Since then, the status and rights of these residents have been an important issue that has sparked controversy and raised international questions. Non-citizens are not allow to vote and they cannot work for public bodies. They might also face several problems when traveling. Latvian nationalism, minorities rights and Russian influence have played important roles over disputes on these matters.
Non-citizens have been allowed to acquire Latvian citizenship through a naturalization process, but it has to be said that not all them are willing to embrace Latvia as their new homeland.

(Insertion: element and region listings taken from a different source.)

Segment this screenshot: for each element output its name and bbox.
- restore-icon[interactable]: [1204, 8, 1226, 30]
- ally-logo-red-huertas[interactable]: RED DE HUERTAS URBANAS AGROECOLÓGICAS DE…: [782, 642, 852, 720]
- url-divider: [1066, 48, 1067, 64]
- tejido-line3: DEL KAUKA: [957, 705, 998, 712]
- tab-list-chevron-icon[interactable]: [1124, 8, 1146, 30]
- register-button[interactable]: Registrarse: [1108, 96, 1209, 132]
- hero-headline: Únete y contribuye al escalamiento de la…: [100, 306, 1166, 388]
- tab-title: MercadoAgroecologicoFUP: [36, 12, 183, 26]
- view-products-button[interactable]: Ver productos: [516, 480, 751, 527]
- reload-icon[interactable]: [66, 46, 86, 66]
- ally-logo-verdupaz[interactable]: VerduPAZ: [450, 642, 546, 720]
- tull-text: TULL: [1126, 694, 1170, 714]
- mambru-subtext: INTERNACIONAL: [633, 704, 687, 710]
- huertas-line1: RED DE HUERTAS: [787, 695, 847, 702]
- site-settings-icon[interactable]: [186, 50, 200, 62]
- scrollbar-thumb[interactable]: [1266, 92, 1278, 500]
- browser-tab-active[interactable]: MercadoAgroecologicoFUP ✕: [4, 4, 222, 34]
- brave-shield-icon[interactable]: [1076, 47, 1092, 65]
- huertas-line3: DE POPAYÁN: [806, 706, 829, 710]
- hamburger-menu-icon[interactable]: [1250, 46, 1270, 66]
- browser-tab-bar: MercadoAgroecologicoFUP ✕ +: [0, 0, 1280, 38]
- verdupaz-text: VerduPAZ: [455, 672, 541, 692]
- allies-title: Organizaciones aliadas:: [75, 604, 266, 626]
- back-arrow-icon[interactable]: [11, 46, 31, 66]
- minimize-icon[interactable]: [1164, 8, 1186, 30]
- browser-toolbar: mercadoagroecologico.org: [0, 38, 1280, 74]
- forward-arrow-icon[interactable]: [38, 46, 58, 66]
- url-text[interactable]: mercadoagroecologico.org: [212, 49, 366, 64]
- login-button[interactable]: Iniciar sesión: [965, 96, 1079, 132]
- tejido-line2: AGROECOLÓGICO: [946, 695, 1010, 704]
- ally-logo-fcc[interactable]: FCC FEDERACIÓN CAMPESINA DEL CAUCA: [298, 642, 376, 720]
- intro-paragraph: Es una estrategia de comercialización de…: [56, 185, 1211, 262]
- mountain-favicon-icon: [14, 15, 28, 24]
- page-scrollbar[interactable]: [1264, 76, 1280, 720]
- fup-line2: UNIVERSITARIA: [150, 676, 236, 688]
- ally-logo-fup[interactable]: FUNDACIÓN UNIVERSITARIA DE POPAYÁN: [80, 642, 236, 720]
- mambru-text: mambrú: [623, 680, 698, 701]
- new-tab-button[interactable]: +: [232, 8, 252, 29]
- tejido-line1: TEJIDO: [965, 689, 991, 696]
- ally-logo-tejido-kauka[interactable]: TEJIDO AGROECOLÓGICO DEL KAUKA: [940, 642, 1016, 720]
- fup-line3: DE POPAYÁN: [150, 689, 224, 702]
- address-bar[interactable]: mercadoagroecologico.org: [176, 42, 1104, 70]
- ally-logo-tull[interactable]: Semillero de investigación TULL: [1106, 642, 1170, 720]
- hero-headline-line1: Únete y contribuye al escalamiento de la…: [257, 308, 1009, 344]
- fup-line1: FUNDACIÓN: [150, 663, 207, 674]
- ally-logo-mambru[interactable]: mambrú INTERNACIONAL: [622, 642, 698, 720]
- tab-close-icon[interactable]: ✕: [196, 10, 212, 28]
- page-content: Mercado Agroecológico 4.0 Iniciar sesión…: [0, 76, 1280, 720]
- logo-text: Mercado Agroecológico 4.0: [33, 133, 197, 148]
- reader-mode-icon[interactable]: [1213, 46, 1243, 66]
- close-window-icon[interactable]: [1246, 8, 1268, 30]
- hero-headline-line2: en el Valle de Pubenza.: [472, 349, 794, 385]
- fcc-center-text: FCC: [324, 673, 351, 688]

Despite this fact, it has been proved that there more than twenty years after the collapse of the USSR, their integration to Latvian society is yet to be a reality.
By January 2011, there were still 326 735 non-citizens in Latvia, what means around 14.5% of its inhabitants. Several organizations and political parties have called for a review in policies concerning non-citizens and citizenship. Few weeks ago Latvian president Valdis Zatlers spoke out about a citizenship debate that is going on in the country. One of the points Mr. Zatlers stressed was that the path to Latvian citizenship should be eased for children born to non-citizens and stateless persons.
I will be covering this subject as part of my documentary for my MA course. So I will keep this blog updated with the latest news on it.